Losing my job was one of the hardest things we had went through, but it was also one of the best. It forced us to pare down everything we had that was “extra.” XM Radio, cable, cool phones, eating out, name brand goodies, etc. We had to rely on God, family and friends to make it through while Todd and I were looking for jobs. When our girl was born, Todd got a job that made enough for us to venture out on our own and we moved to Stillwater. I am doing the job I have wanted to do my whole life — raise my kids while they are young.
Sometimes I read from my friends how they wish they could be a “housewife” in a tone that assumes that SAHMs have it easy. True, I will go swimming with my little girl in her kiddie pool today. I will play with her and go grocery shopping and clean house and hopefully sew a little and make bows. We also live in a 1930’s 2 bedroom house where rent is cheap. My only major luxury is a $80.00 hair appointment every 8 weeks. I wear old clothes and clip coupons and panic every time I pay bills. We do not own smart phones or the latest gadgets. Everything is hard earned. Today was one of those days where I’ve looked at what’s on sale at the store and I’m praying it’s still there when I go because we can’t afford to buy anything this week, but we need a few groceries. I’m not saying that for pity — at all — but I want to let you know that it’s not always easy.
That said, we are happy. Stressed, yes. We say no to a lot of “fun” things right now and it feels like we are disappointing some because we are not already in a place where we are more comfortable. We don’t mind, though. We don’t have to drive to Texas all the time and go to Rangers games (although we miss them!) or go do something that costs money. We’re okay with saying, “we can’t afford to eat out.” We are not ashamed. I am not going to pretend. Poverty/poor is not a disease. It doesn’t mean that you’ve sinned. God is still with us.
We are making it work. We know that one day we will be in a place where we’ll have a little money in our pocket. We hope to help out someone else who is in the place we are now. We will be able to pay it forward, the way our family has paid it to us. We will look back on the days when we lived in the “tiny old house” and we will be nostalgic because our little girl took her first steps on that stained old carpet. When our “dates” consisted of driving around looking at houses. When we had that second-hand recliner that was manufactured in 1989. (Seriously. We just noticed that yesterday.)
So, for my friends who are thinking all SAHMs have it easy — check again.

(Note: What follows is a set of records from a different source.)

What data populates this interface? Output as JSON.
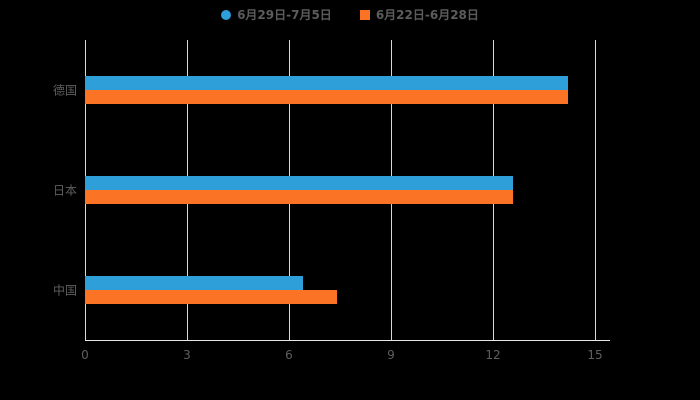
{
  "chart_data": {
    "type": "bar",
    "orientation": "horizontal",
    "title": "",
    "xlabel": "",
    "ylabel": "",
    "categories": [
      "德国",
      "日本",
      "中国"
    ],
    "series": [
      {
        "name": "6月29日-7月5日",
        "color": "#2E9FD9",
        "marker": "circle",
        "values": [
          14.2,
          12.6,
          6.4
        ]
      },
      {
        "name": "6月22日-6月28日",
        "color": "#FB7426",
        "marker": "square",
        "values": [
          14.2,
          12.6,
          7.4
        ]
      }
    ],
    "xlim": [
      0,
      15
    ],
    "x_ticks": [
      0,
      3,
      6,
      9,
      12,
      15
    ],
    "grid": true,
    "legend_position": "top",
    "background_color": "#000000",
    "gridline_color": "#d8d8d8",
    "text_color": "#5f5f5f"
  }
}
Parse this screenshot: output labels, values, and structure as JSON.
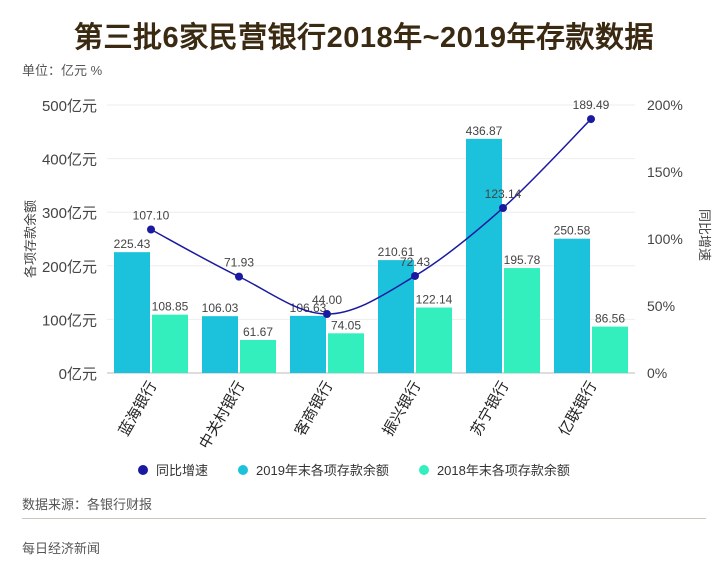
{
  "title": "第三批6家民营银行2018年~2019年存款数据",
  "unit_label": "单位：亿元 %",
  "source": "数据来源：各银行财报",
  "footer": "每日经济新闻",
  "colors": {
    "bar2019": "#1cc2db",
    "bar2018": "#33efbd",
    "line": "#1a1aa0",
    "title": "#3b2a12"
  },
  "legend": [
    {
      "label": "同比增速",
      "color": "#1a1aa0"
    },
    {
      "label": "2019年末各项存款余额",
      "color": "#1cc2db"
    },
    {
      "label": "2018年末各项存款余额",
      "color": "#33efbd"
    }
  ],
  "chart_data": {
    "type": "bar",
    "categories": [
      "蓝海银行",
      "中关村银行",
      "客商银行",
      "振兴银行",
      "苏宁银行",
      "亿联银行"
    ],
    "series": [
      {
        "name": "2019年末各项存款余额",
        "kind": "bar",
        "axis": "left",
        "values": [
          225.43,
          106.03,
          106.63,
          210.61,
          436.87,
          250.58
        ]
      },
      {
        "name": "2018年末各项存款余额",
        "kind": "bar",
        "axis": "left",
        "values": [
          108.85,
          61.67,
          74.05,
          122.14,
          195.78,
          86.56
        ]
      },
      {
        "name": "同比增速",
        "kind": "line",
        "axis": "right",
        "values": [
          107.1,
          71.93,
          44.0,
          72.43,
          123.14,
          189.49
        ]
      }
    ],
    "ylabel": "各项存款余额",
    "y2label": "同比增速",
    "ylim": [
      0,
      500
    ],
    "y2lim": [
      0,
      200
    ],
    "yticks": [
      "0亿元",
      "100亿元",
      "200亿元",
      "300亿元",
      "400亿元",
      "500亿元"
    ],
    "y2ticks": [
      "0%",
      "50%",
      "100%",
      "150%",
      "200%"
    ],
    "grid": true,
    "legend_position": "bottom"
  }
}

For those who struggle day-to-day … you are not alone. We’ll make it. Some day. And even if it takes 20 years – it’s worth it.
So worth it.
As the adorable Tim Gunn puts it, “Make it work.” (You have to snap your finger with sass in order to say that. Just FYI.)
* The above post was written purely from my current perspective. I know that ALL families of all sizes make hard sacrifices. No one type of mom makes more sacrifices than another. This is just my encouragement for you to do what YOU feel you have to do for the best interest of your family. That is all.